Schett, G. et al. Tumor necrosis factor α and RANKL blockade cannot halt bony spur formation in experimental inflammatory arthritis. Arthritis Rheum. 60, 2644–2654 (2009).

Bony spurs (Figure 1) are responsible for much of the pain and limited joint movement experienced by sufferers of some inflammatory joint diseases. The relationship between inflammation, bone erosion and bony spur formation in arthritis is the subject of ongoing investigation, but new research by Georg Schett and colleagues shows that, once arthritis is induced in an experimental setting, bony spur formation does not depend on inflammation and bone erosion.

Figure 1: Bony spurs in a human osteoarthritic knee (arrows).
figure 1

Reproduced from Nat. Clin. Pract. Rheumatol. 5, 149–158 (2009).

Much is known about the pathogenic mechanisms responsible for the catabolic processes involved in inflammatory joint destruction, with tumor necrosis factor (TNF) and receptor activator of nuclear factor κB ligand (RANKL) both having key roles in enhancing osteoclastogenesis. Anti-TNF agents have well-established anti-inflammatory properties, but their effect on the anabolic process of bone spur formation is unclear. Not only are the relationships between spur formation, inflammation and bone resorption unclear: so, too, are the kinetics of bony spur formation. Thus, Schett's team first set out to define the kinetics of bony spur formation in adjuvant-induced arthritis (AIA) and collagen-induced arthritis (CIA) rat models of inflammatory arthritis.

As early as 3 days and 5 days after the onset of clinical symptoms and massive synovial infiltration, periosteal proliferation was seen in the hind paws of the CIA and AIA models, respectively. Before the bony spurs emerged, small bone erosions occurred and osteoclast numbers increased, indicating that spur formation might require a prior resorptive stimulus.
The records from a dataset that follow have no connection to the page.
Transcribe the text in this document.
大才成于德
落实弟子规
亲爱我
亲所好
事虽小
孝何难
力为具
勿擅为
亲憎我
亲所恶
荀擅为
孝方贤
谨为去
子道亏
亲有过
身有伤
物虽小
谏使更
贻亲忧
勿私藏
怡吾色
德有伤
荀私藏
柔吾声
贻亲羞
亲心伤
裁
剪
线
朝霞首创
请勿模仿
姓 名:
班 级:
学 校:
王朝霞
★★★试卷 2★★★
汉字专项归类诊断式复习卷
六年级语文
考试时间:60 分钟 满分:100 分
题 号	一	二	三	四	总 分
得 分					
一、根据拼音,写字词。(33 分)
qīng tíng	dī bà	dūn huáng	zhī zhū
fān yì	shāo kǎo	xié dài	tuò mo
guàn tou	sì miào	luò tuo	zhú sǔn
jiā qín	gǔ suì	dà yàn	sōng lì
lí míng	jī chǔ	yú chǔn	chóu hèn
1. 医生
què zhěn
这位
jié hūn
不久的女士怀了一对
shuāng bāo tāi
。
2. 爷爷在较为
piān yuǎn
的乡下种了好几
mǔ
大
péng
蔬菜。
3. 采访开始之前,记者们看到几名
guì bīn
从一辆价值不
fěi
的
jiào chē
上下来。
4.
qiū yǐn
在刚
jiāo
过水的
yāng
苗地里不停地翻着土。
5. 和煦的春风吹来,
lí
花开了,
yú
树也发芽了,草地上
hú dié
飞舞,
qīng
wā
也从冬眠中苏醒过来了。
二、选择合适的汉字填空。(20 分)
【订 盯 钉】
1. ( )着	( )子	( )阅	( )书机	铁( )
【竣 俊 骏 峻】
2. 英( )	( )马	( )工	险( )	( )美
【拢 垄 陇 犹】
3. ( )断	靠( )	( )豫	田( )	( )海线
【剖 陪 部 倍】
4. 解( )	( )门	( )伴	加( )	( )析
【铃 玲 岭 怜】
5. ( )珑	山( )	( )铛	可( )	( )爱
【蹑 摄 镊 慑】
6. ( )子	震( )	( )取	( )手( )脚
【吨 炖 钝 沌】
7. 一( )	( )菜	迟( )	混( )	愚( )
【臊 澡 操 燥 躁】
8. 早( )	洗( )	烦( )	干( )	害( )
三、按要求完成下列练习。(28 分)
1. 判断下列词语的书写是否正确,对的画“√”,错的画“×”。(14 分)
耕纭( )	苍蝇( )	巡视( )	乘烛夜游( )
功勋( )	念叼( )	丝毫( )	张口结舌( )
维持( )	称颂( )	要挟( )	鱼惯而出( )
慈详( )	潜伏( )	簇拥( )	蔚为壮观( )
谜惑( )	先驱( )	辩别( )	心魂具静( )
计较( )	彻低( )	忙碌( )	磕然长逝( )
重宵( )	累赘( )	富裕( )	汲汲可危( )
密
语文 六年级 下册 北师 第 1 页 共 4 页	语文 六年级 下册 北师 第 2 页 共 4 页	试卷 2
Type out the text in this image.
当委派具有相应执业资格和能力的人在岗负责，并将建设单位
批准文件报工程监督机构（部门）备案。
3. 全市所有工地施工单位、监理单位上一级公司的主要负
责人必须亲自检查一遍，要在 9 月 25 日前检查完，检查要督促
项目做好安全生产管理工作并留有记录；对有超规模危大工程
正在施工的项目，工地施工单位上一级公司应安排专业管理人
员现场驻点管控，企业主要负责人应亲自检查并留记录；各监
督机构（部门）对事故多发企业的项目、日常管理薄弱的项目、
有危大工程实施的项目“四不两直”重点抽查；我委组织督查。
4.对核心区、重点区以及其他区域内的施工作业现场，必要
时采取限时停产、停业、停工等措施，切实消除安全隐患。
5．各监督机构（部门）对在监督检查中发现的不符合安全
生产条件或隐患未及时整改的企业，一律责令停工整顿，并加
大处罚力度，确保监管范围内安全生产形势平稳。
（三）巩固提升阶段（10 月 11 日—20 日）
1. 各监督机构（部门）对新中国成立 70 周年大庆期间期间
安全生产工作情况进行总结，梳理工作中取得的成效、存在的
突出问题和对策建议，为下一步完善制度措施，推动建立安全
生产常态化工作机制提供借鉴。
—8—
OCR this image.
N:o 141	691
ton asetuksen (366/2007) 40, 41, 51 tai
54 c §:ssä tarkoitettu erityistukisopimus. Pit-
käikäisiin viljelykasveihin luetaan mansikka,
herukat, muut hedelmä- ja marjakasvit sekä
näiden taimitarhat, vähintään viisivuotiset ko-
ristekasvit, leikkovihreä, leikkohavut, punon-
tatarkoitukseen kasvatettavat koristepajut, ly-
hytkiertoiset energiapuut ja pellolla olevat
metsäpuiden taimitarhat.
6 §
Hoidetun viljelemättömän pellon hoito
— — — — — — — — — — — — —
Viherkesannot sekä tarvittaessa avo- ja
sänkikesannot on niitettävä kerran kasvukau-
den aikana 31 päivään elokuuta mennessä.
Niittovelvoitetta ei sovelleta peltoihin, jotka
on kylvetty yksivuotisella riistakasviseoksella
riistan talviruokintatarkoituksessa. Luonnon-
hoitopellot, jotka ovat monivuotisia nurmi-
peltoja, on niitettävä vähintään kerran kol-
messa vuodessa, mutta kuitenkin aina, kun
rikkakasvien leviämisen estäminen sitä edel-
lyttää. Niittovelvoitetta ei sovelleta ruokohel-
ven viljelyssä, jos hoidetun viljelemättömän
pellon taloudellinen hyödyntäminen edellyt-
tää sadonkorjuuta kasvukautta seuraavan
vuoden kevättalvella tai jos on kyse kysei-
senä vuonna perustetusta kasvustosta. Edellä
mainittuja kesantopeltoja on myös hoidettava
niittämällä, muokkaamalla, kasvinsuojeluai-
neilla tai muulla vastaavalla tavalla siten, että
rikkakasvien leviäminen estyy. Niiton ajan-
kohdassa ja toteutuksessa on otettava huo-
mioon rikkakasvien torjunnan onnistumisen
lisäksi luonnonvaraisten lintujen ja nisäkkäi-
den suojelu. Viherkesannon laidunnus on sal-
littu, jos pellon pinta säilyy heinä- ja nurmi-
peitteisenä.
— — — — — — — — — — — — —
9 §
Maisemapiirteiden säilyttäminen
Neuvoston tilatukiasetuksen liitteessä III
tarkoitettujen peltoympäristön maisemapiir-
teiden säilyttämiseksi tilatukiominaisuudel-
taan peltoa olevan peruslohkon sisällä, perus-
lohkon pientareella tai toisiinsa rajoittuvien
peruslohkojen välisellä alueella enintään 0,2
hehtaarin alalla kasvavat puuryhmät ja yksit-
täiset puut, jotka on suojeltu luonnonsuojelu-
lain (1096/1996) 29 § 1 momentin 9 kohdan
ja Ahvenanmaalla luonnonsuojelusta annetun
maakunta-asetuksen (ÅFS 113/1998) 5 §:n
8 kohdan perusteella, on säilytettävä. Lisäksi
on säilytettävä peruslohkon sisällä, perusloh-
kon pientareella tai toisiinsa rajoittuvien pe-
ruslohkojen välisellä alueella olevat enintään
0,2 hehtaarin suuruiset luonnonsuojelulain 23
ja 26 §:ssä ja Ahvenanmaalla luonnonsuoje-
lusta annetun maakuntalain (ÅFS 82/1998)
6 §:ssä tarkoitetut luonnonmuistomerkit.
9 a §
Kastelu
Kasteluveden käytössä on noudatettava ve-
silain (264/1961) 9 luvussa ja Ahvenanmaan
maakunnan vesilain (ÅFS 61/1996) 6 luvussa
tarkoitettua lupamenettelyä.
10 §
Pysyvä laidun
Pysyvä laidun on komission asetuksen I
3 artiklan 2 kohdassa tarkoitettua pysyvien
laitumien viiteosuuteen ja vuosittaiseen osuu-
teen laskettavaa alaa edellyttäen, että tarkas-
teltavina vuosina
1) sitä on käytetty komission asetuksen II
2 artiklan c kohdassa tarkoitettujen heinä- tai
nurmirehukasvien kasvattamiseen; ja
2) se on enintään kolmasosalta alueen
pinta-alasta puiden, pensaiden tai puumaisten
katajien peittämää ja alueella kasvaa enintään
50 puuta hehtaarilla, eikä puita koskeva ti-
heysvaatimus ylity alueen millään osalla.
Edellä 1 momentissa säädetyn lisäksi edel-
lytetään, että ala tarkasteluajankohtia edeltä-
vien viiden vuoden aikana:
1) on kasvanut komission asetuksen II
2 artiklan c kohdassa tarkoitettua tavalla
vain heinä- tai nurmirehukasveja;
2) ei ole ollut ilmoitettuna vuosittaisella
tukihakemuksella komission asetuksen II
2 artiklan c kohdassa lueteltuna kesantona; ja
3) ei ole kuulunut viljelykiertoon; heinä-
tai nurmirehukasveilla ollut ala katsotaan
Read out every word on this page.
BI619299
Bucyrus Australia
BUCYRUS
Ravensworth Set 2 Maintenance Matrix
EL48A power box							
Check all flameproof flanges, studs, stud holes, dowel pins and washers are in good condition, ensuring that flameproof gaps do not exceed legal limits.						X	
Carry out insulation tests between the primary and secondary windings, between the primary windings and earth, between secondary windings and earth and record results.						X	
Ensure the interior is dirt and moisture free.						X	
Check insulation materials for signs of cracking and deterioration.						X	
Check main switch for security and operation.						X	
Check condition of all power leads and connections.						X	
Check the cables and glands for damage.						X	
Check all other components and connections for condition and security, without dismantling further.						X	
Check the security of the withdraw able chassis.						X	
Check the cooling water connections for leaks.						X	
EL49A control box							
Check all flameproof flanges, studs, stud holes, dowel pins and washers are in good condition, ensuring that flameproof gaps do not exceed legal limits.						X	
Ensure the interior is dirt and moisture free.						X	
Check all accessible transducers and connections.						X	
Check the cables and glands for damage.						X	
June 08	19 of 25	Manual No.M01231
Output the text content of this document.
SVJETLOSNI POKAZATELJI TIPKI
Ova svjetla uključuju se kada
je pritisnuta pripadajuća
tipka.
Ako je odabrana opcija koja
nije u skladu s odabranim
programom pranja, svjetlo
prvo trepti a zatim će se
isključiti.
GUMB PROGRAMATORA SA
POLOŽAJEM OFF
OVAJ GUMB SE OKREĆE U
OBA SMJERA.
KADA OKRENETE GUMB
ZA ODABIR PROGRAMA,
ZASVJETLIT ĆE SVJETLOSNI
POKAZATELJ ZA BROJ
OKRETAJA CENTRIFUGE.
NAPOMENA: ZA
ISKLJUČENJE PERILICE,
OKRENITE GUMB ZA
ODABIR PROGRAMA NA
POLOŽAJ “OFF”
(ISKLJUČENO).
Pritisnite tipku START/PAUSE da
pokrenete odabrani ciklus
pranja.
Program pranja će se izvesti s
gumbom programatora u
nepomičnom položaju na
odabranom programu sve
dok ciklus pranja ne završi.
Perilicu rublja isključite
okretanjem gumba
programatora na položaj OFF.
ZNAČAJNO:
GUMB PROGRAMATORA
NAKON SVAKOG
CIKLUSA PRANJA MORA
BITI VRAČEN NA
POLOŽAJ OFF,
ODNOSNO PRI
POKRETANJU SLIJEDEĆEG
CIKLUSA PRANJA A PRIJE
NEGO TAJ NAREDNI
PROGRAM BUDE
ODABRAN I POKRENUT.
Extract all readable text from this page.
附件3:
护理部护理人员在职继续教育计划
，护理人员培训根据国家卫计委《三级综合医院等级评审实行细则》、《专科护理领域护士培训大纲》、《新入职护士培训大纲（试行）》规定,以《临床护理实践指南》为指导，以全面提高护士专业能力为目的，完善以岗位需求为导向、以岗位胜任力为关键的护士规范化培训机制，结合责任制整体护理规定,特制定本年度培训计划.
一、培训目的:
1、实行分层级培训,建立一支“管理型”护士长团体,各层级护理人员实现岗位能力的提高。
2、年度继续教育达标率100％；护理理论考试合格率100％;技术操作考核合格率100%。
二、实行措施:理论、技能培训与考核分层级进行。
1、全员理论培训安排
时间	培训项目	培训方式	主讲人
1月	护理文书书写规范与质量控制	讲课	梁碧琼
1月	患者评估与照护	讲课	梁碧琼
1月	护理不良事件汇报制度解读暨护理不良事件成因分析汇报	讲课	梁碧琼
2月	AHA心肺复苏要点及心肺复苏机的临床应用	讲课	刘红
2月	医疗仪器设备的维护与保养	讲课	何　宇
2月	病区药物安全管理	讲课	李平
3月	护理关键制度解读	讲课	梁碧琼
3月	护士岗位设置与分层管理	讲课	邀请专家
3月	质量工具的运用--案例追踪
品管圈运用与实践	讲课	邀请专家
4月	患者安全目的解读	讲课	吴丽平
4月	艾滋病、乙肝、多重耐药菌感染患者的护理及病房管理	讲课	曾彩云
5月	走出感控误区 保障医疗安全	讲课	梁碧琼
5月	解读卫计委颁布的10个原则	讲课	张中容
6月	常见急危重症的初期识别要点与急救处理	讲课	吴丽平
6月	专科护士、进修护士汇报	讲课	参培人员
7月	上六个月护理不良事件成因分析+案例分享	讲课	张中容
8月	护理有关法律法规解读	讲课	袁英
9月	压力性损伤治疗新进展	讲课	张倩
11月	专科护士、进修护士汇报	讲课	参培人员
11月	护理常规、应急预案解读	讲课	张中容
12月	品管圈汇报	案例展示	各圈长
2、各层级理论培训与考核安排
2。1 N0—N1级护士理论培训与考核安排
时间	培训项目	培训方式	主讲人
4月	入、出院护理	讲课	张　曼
Bony spur formation in these two models, therefore, occurs subsequently to inflammation, initial osteoclast formation and bone erosion, suggesting that spur formation might indeed represent a response to joint inflammation. In both models, initial lesions were characterized by proliferating mesenchymal cells at periosteal sites near the joint space. By 27 days after disease onset, the bony spurs had grown rapidly and consistently in both models.

As osteoclasts are usually required to remodel mineralized tissue, the researchers next studied whether there was any link between new bone formation and the appearance of osteoclasts. Although the kinetic pattern of bone growth in bony spurs in CIA and AIA models was similar to that of the entire lesion, the actual bony part of the spur was always slightly smaller than the lesion, indicating that fibrous and cartilage-like tissue was consistently being remodeled into bone alongside consistent lesion growth. Even during early disease onset (day 5), small bone deposits appeared in lesions, which then induced the appearance of osteoclasts. The increase in the size of the bone within the bony spurs was then accompanied by an accumulation of osteoclasts in these lesions before a gradual drop in their number.

To address whether the growth of bony spurs is dependent on inflammation or osteoclast generation, the team of researchers inhibited inflammation by blocking TNF, and used osteoprotegerin to inhibit RANKL and thereby prevent osteoclast formation. They started the treatments 3 days after inducing arthritis in both rat models, when bone erosions were already visible. Although inhibiting TNF reduced inflammation, it did not prevent the formation of bony spurs in either model. Similarly, osteoprotegerin markedly reduced the number of osteoclasts but had no effect on the size of bony spurs; notably, preventive treatment with osteoprotegerin could not stop the formation of spurs.

“These data support current pathophysiologic concepts of bony spur formation and ankylosis suggesting that these processes are primarily based on the reactivation of old developmental programs involved in bone and cartilage formation,” explains Schett, adding that “bone spur formation, therefore, seems to be an active and independent process, which escapes control from inflammation and bone erosion.” Looking forwards, Schett is keen to further define the molecular switches that control bone growth and ankylosis of joints: “It will be interesting to know how joints can sense pathological situations, allowing them to react with bony overgrowth.”